November 17, 2023
The CPI registered no change in October which is encouraging because the CPI has risen every month since May 2020. The 12-month increase in the CPI has plunged from a peak of 9.0% to the 3.2% mark. The core rate has dropped from 6.5% to 4.0%. While inflation remains high, it is moving steadily in the right direction. We expect inflation to slow further in 2024 as $4.0 trillion of surplus liquidity created by the Fed via its purchases of Treasury securities in 2020 and 2021 should be completely eliminated by the spring of next year. The overall CPI measure has fallen more quickly than the core rate in large part because of a dramatic drop in oil prices. Oil prices are always volatile. Why the big drop in 2023? And what impact might oil prices have on inflation in 2024?
In the past couple of months crude oil prices have plunged from $93 a barrel at the end of September to $75. Much of that drop in prices reflects a dramatic increase in U.S. production which has jumped from 12.2 million barrels per day in June to 13.2 million barrels per day currently. In light of the Administration’s intention to restrict the production of fossil fuels in favor of more environmentally friendly energy sources like wind and solar, such a development is surprising.
The output gain has not come about by an increase in drilling activity. In fact, the number of oil rigs in production has dropped from nearly 800 at the beginning of the year to 616 This means that the enhanced production has been triggered by technological changes like hydraulic fracturing that allow drillers to boost output per well in operation — i.e., increased productivity.
In fact, drilling productivity has increased about 8% in the past year.
At the same time, Iranian oil production has jumped from 2.5 million barrels per day a year ago to 3.1 million currently. Iran has partially countered most of the U.S.-imposed sanctions by exporting more oil to China and Russia.
Between the U.S. and Iran, global oil production has climbed by 1.6 million barrels of oil daily. The U.S. lifted production from 12.2 to 13.2 million barrels of oil per day, and Iran boosted production from 2.5 to 3.1 million barrels per day. The additional supply has caused oil prices to plunge from $93 at the end of September to $75 currently.
To counter this rather dramatic price drop Saudi Arabia has reduced its daily output from 10.5 mbpd at the end of last year to 9.0 million – almost matching the increased production from the U.S. and Iran.
So what does all this suggest going forward? In the U.S. the increased production is attributable to improved technology. That is not going to change. In fact the Energy Information Agency expects U.S. production to climb from 13.2 million barrels per day currently to 13.5 million by the end of next year. It also believes the reduced Saudi output will, over time, boost crude prices to $90 by the end of 2024,. Our sense is that in the upcoming year oil prices will likely trade in a range from $80-90. If so, oil prices will increase somewhat in 2024.

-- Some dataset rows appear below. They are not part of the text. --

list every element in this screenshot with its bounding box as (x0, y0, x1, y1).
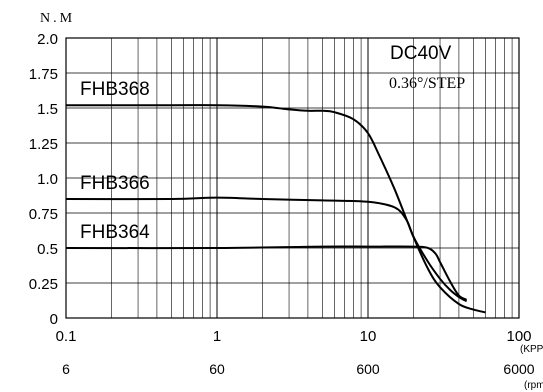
x-tick-label: 0.1 (56, 328, 77, 345)
rpm-unit-label: (rpm) (524, 380, 543, 391)
y-tick-label: 0.25 (29, 276, 58, 293)
y-tick-label: 1.75 (29, 66, 58, 83)
series-label-fhb368: FHB368 (80, 79, 150, 100)
y-tick-label: 2.0 (37, 31, 58, 48)
y-axis-unit-label: N.M (40, 11, 75, 26)
series-line-fhb364 (65, 245, 468, 301)
rpm-tick-label: 60 (209, 361, 225, 377)
series-layer (65, 104, 486, 314)
y-tick-label: 0.75 (29, 206, 58, 223)
rpm-tick-label: 600 (356, 361, 380, 377)
series-line-fhb368 (66, 104, 486, 314)
x-tick-label: 100 (506, 328, 531, 345)
labels-layer: 0 0.25 0.5 0.75 1.0 1.25 1.5 1.75 2.0 0.1 1 10 100 6 6… (29, 31, 535, 377)
y-tick-label: 1.0 (37, 171, 58, 188)
rpm-tick-label: 6 (62, 361, 70, 377)
x-tick-label: 10 (360, 328, 377, 345)
voltage-annotation: DC40V (390, 43, 452, 64)
step-angle-annotation: 0.36°/STEP (389, 75, 465, 92)
y-tick-label: 1.5 (37, 101, 58, 118)
series-label-fhb366: FHB366 (80, 173, 150, 194)
plot-frame (65, 37, 520, 319)
series-label-fhb364: FHB364 (80, 222, 150, 243)
y-tick-label: 1.25 (29, 136, 58, 153)
x-tick-label: 1 (213, 328, 221, 345)
series-line-fhb366 (65, 196, 468, 303)
x-axis-unit-label: (KPPS) (520, 344, 543, 355)
rpm-tick-label: 6000 (503, 361, 534, 377)
y-tick-label: 0 (50, 311, 58, 328)
y-tick-label: 0.5 (37, 241, 58, 258)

Oil prices, as always, are very volatile and typically not the major factor determining the inflation rate. Both the overall CPI and the core rate have been gradually shrinking for more than a year. But at 4.0% the core CPI is still double the Fed’s 2.0% target. Nevertheless, it is headed in the right direction and should continue to shrink in the months ahead.
The reason we are so optimistic about the continuing slowdown in inflation is because the $4.0 trillion of surplus liquidity created by the Fed via its purchases of Treasury securities in 2020 and 2021 has shrunk to $1.3 trillion, and if the Fed continues to reduce the money supply at its current pace any remaining surplus liquidity should disappear by the early part of next year. That, in turn, should allow the inflation rate to continue its descent.
Against this background, the 5.5% funds rate is almost certainly at its peak. The Fed may actually shift into easing mode in the second half of next year. We expect the funds rate to fall from 5.5% currently to 4.75% by the end of 2024. As the inflation rate subsides the yield on the 10-year note is likely to drop from 4.5% today to perhaps 4.25% by the end of next year. That, in turn, should cause mortgage rates to fall from 7.4% currently to 6.25%. The slowdown in inflation may not reach the 2.0% target until 2025. And the funds rate may not drop to its equilibrium level of 2.5% until 2025. But the direction is clear. Slower inflation and lower rates are a recipe for both faster GDP growth by the second half of next year, and a buoyant stock market.